What changed
The earlier circular (DBOD.Dir.BC.46/13.03.00/2010-11 dated September 30, 2010) had set a transitionary arrangement for IPCs that was to expire on October 31, 2011. RBI has now extended that arrangement by two months, keeping all existing guidelines in force until December 31, 2011.
What it means for you
Banks can continue issuing IPCs to stock exchanges for Mutual Funds and FIIs under the same risk mitigation framework for two more months. This gives banks and market participants additional time to adjust to any future changes in capital market exposure norms.
What you must do
- Continue following the existing IPC guidelines from the September 30, 2010 circular until December 31, 2011.
- Ensure all risk mitigation measures for IPCs issued to stock exchanges remain in place.
- Prepare for potential further regulatory changes after the extended deadline.
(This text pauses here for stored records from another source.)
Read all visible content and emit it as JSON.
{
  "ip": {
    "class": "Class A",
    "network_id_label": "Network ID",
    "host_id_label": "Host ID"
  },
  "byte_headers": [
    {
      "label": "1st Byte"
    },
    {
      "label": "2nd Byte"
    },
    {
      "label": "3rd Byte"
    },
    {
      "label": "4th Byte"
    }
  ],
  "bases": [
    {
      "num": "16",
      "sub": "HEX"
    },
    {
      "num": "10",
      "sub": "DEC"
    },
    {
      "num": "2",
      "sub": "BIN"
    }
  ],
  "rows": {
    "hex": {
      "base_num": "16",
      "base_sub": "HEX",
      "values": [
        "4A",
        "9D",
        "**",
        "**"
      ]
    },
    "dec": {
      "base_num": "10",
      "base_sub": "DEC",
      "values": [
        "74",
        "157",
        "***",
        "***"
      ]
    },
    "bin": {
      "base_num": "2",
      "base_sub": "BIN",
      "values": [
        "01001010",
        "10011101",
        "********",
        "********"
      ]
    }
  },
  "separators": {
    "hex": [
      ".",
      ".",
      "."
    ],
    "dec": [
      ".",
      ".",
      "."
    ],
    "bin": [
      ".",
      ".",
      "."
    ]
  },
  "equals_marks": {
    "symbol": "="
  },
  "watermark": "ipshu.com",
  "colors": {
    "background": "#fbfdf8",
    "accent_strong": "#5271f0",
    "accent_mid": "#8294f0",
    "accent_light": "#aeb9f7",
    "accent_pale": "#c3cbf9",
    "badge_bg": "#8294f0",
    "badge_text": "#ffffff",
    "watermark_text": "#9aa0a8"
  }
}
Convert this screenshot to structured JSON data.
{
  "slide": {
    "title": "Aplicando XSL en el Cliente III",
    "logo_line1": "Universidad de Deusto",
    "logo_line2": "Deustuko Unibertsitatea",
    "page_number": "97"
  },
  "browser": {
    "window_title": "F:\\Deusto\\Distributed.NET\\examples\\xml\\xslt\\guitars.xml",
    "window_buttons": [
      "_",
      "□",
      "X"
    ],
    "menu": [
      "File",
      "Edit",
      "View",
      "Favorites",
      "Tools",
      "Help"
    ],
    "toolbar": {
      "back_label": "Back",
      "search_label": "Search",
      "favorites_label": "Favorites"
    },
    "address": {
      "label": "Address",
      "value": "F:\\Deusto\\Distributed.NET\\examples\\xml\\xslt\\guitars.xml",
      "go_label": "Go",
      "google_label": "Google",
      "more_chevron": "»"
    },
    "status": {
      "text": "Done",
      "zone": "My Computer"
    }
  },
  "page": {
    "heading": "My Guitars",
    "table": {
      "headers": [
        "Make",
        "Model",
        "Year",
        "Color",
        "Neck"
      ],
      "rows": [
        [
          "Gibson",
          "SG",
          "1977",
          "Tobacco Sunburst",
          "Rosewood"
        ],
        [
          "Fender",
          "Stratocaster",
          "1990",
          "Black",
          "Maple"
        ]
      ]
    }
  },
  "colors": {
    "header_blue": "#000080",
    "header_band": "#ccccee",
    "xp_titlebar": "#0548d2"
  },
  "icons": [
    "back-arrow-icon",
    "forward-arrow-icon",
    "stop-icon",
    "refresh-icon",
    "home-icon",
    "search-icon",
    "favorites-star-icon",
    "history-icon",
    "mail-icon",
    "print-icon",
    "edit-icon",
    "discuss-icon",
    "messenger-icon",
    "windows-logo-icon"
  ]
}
- Monitor RBI announcements for any updates beyond December 31, 2011.
Who it affects
All Scheduled Commercial Banks (excluding RRBs), Mutual Funds, Foreign Institutional Investors (FIIs), Stock Exchanges
What is an Irrevocable Payment Commitment (IPC)?
An IPC is a bank's guarantee to a stock exchange that payment will be made for securities transactions, typically used by Mutual Funds and FIIs to settle trades.
Why did RBI extend the IPC guidelines?
The extension provides a transitionary period for banks and market participants to continue using the existing risk mitigation framework while RBI reviews or finalizes permanent norms.
Does this circular change any other rules for capital market exposure?
No, this circular only extends the timeline for existing IPC guidelines; no other capital market exposure rules are modified.